The Celtics' winning margin was 13.8 points in the last five games, thanks partly to point guard Rajon Rondo's play. Rondo scored 15, 18, 13, 15, and 22 points in those games, after averaging 7.1 points in the first 11 games of the season. Last night the Celtics were a +17 with Rondo on the floor. "He's got to keep doing it every night," Rivers said. "Three good games don't make a career. You have to do it three, four, five years in a row - now you've established yourself." "He is a throwback, in some ways," Rivers said. "He uses his speed and his mind-set is to set up teammates. He's young, but forget about their age with Rondo and [Glen Davis] - you have to push them every day and you have to understand they are young and they will grow."
Back on November 9th of last year, I started the unofficial Doc Rivers Bandwagon right here on my humble blog. In that piece I called Doc Rivers a master motivator, and I've stuck to that story ever since.
It's easy to dismiss that post as the early rantings of a Mad Man (me, Lex).

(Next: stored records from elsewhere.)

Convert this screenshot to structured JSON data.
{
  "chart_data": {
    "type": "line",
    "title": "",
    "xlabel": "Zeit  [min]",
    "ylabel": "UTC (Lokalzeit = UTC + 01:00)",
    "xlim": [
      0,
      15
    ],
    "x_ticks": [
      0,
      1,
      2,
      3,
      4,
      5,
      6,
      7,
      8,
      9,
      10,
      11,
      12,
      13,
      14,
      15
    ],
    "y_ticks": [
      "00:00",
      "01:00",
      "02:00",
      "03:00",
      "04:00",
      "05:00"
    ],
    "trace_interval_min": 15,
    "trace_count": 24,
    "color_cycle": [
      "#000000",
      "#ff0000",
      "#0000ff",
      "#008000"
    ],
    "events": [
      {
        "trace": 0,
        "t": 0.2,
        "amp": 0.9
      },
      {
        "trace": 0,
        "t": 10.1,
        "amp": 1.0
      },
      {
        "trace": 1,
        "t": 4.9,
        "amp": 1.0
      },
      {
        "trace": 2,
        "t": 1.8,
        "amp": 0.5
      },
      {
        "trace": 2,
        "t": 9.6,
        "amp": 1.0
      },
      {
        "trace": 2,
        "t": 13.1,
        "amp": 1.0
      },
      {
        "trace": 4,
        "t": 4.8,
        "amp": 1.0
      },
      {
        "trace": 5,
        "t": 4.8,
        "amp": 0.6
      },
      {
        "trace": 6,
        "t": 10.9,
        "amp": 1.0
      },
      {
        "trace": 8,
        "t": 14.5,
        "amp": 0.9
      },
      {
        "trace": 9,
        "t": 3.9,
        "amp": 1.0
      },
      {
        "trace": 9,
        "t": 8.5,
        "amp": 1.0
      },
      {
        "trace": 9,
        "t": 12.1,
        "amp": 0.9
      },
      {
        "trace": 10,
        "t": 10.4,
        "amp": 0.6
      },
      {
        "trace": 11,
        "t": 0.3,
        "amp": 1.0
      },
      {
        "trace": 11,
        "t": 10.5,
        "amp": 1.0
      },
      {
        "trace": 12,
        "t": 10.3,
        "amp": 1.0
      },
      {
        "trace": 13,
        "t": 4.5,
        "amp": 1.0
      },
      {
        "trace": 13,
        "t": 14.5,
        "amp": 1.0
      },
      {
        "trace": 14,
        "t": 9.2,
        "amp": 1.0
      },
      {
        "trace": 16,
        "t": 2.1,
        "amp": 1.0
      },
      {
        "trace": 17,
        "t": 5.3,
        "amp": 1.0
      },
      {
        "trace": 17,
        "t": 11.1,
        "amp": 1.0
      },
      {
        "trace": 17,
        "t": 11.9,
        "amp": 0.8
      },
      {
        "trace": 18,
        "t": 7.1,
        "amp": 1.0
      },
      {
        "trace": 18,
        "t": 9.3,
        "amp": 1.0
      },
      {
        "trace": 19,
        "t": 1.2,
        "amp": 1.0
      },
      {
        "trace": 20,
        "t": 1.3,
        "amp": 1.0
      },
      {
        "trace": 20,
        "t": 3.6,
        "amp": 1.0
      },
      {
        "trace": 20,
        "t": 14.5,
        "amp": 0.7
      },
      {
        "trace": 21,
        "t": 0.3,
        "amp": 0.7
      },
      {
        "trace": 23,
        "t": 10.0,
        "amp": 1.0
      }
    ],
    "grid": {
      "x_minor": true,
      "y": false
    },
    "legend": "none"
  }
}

What's important to keep in mind here is not that I lucked out and called it right. But that one of my core beliefs was borne out again. Not core beliefs about the Boston Celtics in general or about Doc Rivers and coaching in particular. Just one of my core beliefs about life.
Doc Rivers was a much-maligned coach heading into last season, notwithstanding his Coach of the Year honors with Orlando. I'm sure we've all had bosses who've doubted our abilities. But put in the right circumstances, almost every one of us would shine.
From the moment KG and Ray-Ray joined the C's, Doc said he welcomed the expectations that came with their arrival. Now we know why.
Doc Rivers knew what he was capable of, and the light he shined on the empty wall at the practice facility was just the starting point. Come to think of it, no, it wasn't. The pre-season Duck Boat ride was the starting point.
Getting Rajon Rondo back on track is the most recent example.
I'm glad Doc got a chance to show his stuff.